MANILA, Philippines – The Trade Union Congress of the Philippines (TUCP) is urging the government to consult the labor sector on the Corporate Income Tax and Incentives Rationaliization Act (CITIRA).
The workers said to dismiss job loss and capital flight as ordinary and temporary consequences of CITIRA is the height of insensitivity of President Duterte’s economic managers.
“Creating more jobs and retaining existing ones should be the centerpiece of any economic reform. It should not just be about blind compliance to World Bank prescriptions,” TUCP said in a statement before the weekend.
The labor group recalled the hardships TRAIN 1 brought to the lives of minimum wage earners, who were sideswiped by the value added tax (VAT) and excise taxes that increased inflation.
TUCP also cited the sacrifice of 1.5 million Filipino rice farmers after implementation of the rice tariffication law that was intended to lower rice prices.
The workers warned the people that the government’s latest tax measure could result in job losses despite the supposed provision of a P500-million safety net.
The Department of Trade and Industry (DTI) said a worse case scenario would have affected companies transfer to Vietnam and Indonesia, with some 900,000 jobs lost.
The economic managers are so focused on the books, they do not know that workers are humans and not robots in assembly lines, TUCP said.
Instead of rushing to pass CITIRA, the DTI, Department of Finance (DOF), National Economic and Development Authority and Department of Labor and Employment (DOLE) should tell the people what jobs would be affected by the new law.
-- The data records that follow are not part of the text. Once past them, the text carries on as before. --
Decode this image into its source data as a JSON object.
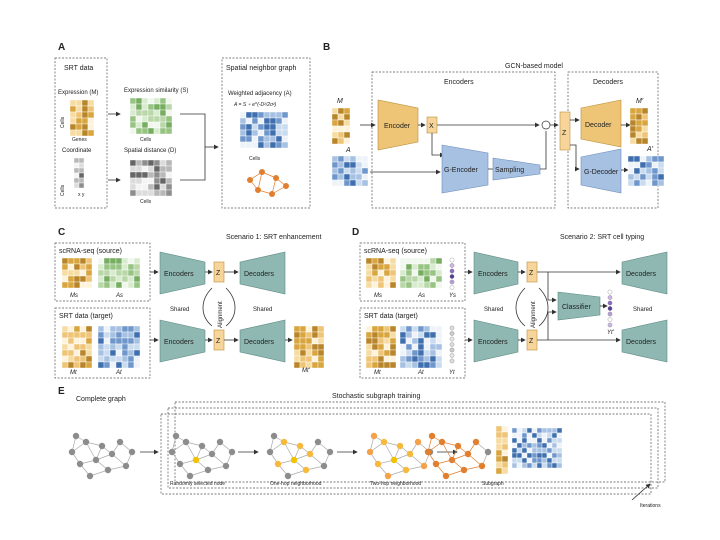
{
  "panels": {
    "a": {
      "letter": "A",
      "srt_data": "SRT data",
      "expression": "Expression (M)",
      "genes": "Genes",
      "cells": "Cells",
      "coordinate": "Coordinate",
      "x_y": "x  y",
      "expr_sim": "Expression similarity (S)",
      "spatial_dist": "Spatial distance (D)",
      "graph_title": "Spatial neighbor graph",
      "weighted_adj": "Weighted adjacency (A)",
      "formula": "A = S ∘ e^(-D²/2σ²)"
    },
    "b": {
      "letter": "B",
      "title": "GCN-based model",
      "encoders": "Encoders",
      "decoders": "Decoders",
      "m": "M",
      "a": "A",
      "encoder": "Encoder",
      "x": "X",
      "g_encoder": "G-Encoder",
      "sampling": "Sampling",
      "z": "Z",
      "decoder": "Decoder",
      "g_decoder": "G-Decoder",
      "m_prime": "M′",
      "a_prime": "A′"
    },
    "c": {
      "letter": "C",
      "scenario": "Scenario 1: SRT enhancement",
      "source": "scRNA-seq (source)",
      "target": "SRT data (target)",
      "ms": "Ms",
      "as": "As",
      "mt": "Mt",
      "at": "At",
      "encoders": "Encoders",
      "decoders": "Decoders",
      "shared": "Shared",
      "alignment": "Alignment",
      "z": "Z",
      "mt_prime": "Mt′"
    },
    "d": {
      "letter": "D",
      "scenario": "Scenario 2: SRT cell typing",
      "source": "scRNA-seq (source)",
      "target": "SRT data (target)",
      "ms": "Ms",
      "as": "As",
      "ys": "Ys",
      "mt": "Mt",
      "at": "At",
      "yt": "Yt",
      "encoders": "Encoders",
      "decoders": "Decoders",
      "shared": "Shared",
      "alignment": "Alignment",
      "classifier": "Classifier",
      "z": "Z",
      "yt_prime": "Yt′"
    },
    "e": {
      "letter": "E",
      "complete_graph": "Complete graph",
      "stochastic": "Stochastic subgraph training",
      "random_node": "Randomly selected node",
      "one_hop": "One-hop neighborhood",
      "two_hop": "Two-hop neighborhood",
      "subgraph": "Subgraph",
      "iterations": "Iterations"
    }
  },
  "colors": {
    "gold": "#eec476",
    "teal": "#8fb8b2",
    "blue": "#a7c1e3",
    "green": "#b9d7a8",
    "node": "#999999",
    "orange": "#e07f2f"
  }
}
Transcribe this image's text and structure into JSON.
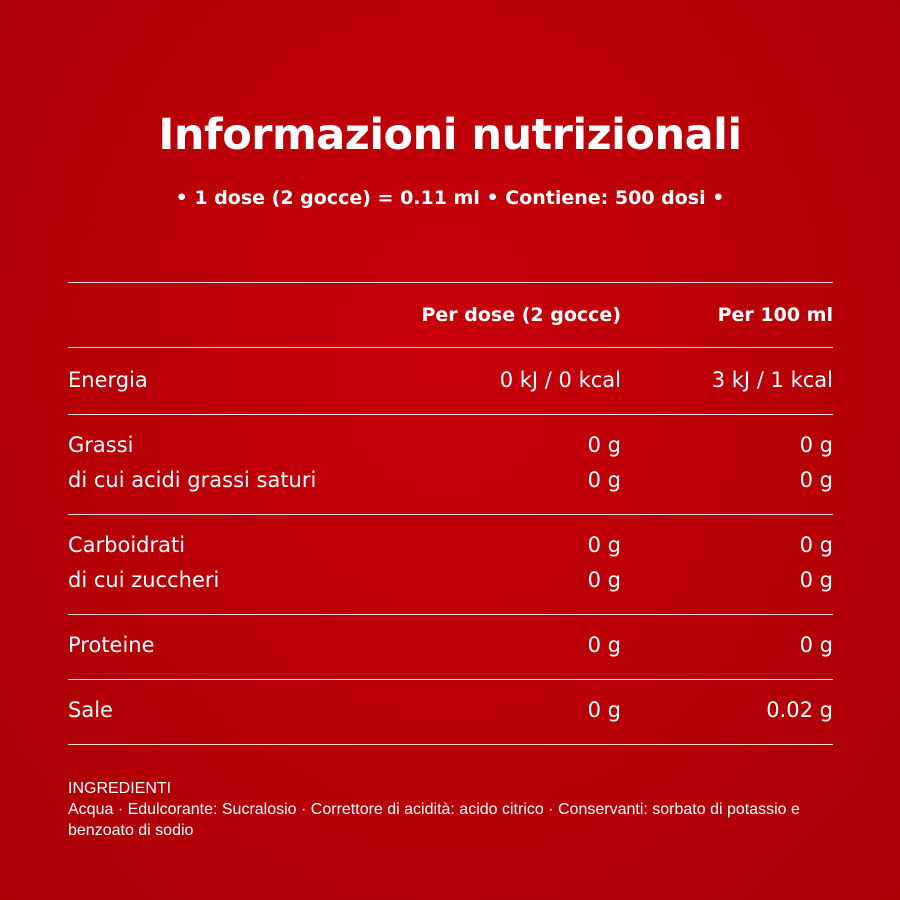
{
  "header": {
    "title": "Informazioni nutrizionali",
    "subtitle": "• 1 dose (2 gocce) = 0.11 ml • Contiene: 500 dosi •"
  },
  "table": {
    "columns": {
      "per_dose": "Per dose (2 gocce)",
      "per_100": "Per 100 ml"
    },
    "groups": [
      {
        "rows": [
          {
            "label": "Energia",
            "per_dose": "0 kJ / 0 kcal",
            "per_100": "3 kJ / 1 kcal"
          }
        ]
      },
      {
        "rows": [
          {
            "label": "Grassi",
            "per_dose": "0 g",
            "per_100": "0 g"
          },
          {
            "label": "di cui acidi grassi saturi",
            "per_dose": "0 g",
            "per_100": "0 g"
          }
        ]
      },
      {
        "rows": [
          {
            "label": "Carboidrati",
            "per_dose": "0 g",
            "per_100": "0 g"
          },
          {
            "label": "di cui zuccheri",
            "per_dose": "0 g",
            "per_100": "0 g"
          }
        ]
      },
      {
        "rows": [
          {
            "label": "Proteine",
            "per_dose": "0 g",
            "per_100": "0 g"
          }
        ]
      },
      {
        "rows": [
          {
            "label": "Sale",
            "per_dose": "0 g",
            "per_100": "0.02 g"
          }
        ]
      }
    ]
  },
  "ingredients": {
    "title": "INGREDIENTI",
    "text": "Acqua · Edulcorante: Sucralosio · Correttore di acidità: acido citrico · Conservanti: sorbato di potassio e benzoato di sodio"
  },
  "colors": {
    "background": "#b80008",
    "text": "#ffffff"
  }
}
The Joint Foreign Chambers of Commerce have warned that 120,000 direct hire jobs will be lost and that 580,000 indirect hire jobs will go down the drain.
That means 700,000 workers and their families would be affected by the CITIRA.
The seven million workers who are indirectly hired because they are part of the supply chain of these locators would also be affected.
Instead of steamrolling the passage of CITIRA, the DOF should take a second look at the issues of the proposed reforms and generate simulations and employment impact studies as to what jobs may be lost.
Sequencing is key to any workable policy reform, the labor group said, adding DOF and DOLE must do the hard numbers with both business and labor sectors on board.